Metabolism. 2011 Jul;60(7):965-8. Epub 2010 Oct 30.
Low-salt diet increases insulin resistance in healthy subjects.
Garg R, Williams GH, Hurwitz S, Brown NJ, Hopkins PN, Adler GK. Low-salt (LS) diet activates the renin-angiotensin-aldosterone and sympathetic nervous systems, both of which can increase insulin resistance (IR). We investigated the hypothesis that LS diet is associated with an increase in IR in healthy subjects. Healthy individuals were studied after 7 days of LS diet (urine sodium <20 mmol/d) and 7 days of high-salt (HS) diet (urine sodium >150 mmol/d) in a random order. Insulin resistance was measured after each diet and compared statistically, unadjusted and adjusted for important covariates. One hundred fifty-two healthy men and women, aged 39.1 ± 12.5 years (range, 18-65) and with body mass index of 25.3 ± 4.0 kg/m(2), were included in this study. Mean (SD) homeostasis model assessment index was significantly higher on LS compared with HS diet (2.8 ± 1.6 vs 2.4 ± 1.7, P < .01). Serum aldosterone (21.0 ± 14.3 vs 3.4 ± 1.5 ng/dL, P < .001), 24-hour urine aldosterone (63.0 ± 34.0 vs 9.5 ± 6.5 μg/d, P < .001), and 24-hour urine norepinephrine excretion (78.0 ± 36.7 vs 67.9 ± 39.8 μg/d, P < .05) were higher on LS diet compared with HS diet.

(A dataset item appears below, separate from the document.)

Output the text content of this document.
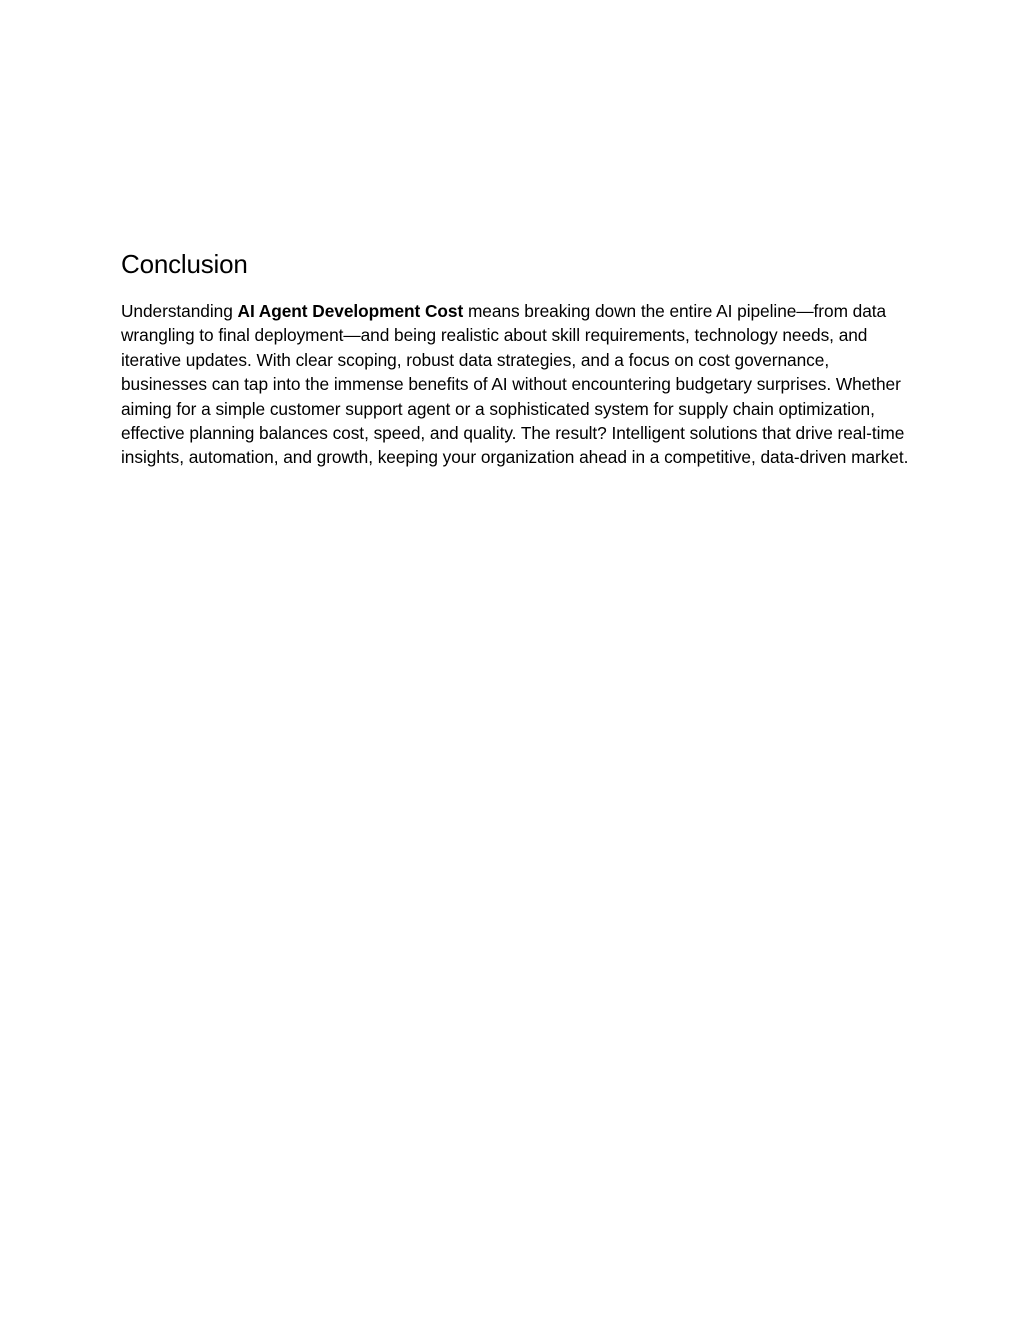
Conclusion

Understanding AI Agent Development Cost means breaking down the entire AI pipeline—from data wrangling to final deployment—and being realistic about skill requirements, technology needs, and iterative updates. With clear scoping, robust data strategies, and a focus on cost governance, businesses can tap into the immense benefits of AI without encountering budgetary surprises. Whether aiming for a simple customer support agent or a sophisticated system for supply chain optimization, effective planning balances cost, speed, and quality. The result? Intelligent solutions that drive real-time insights, automation, and growth, keeping your organization ahead in a competitive, data-driven market.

Low-salt diet was significantly associated with higher homeostasis model assessment index independent of age, sex, blood pressure, body mass index, serum sodium and potassium, serum angiotensin II, plasma renin activity, serum and urine aldosterone, and urine epinephrine and norepinephrine. Low-salt diet is associated with an increase in IR. The impact of our findings on the pathogenesis of diabetes and cardiovascular disease needs further investigation.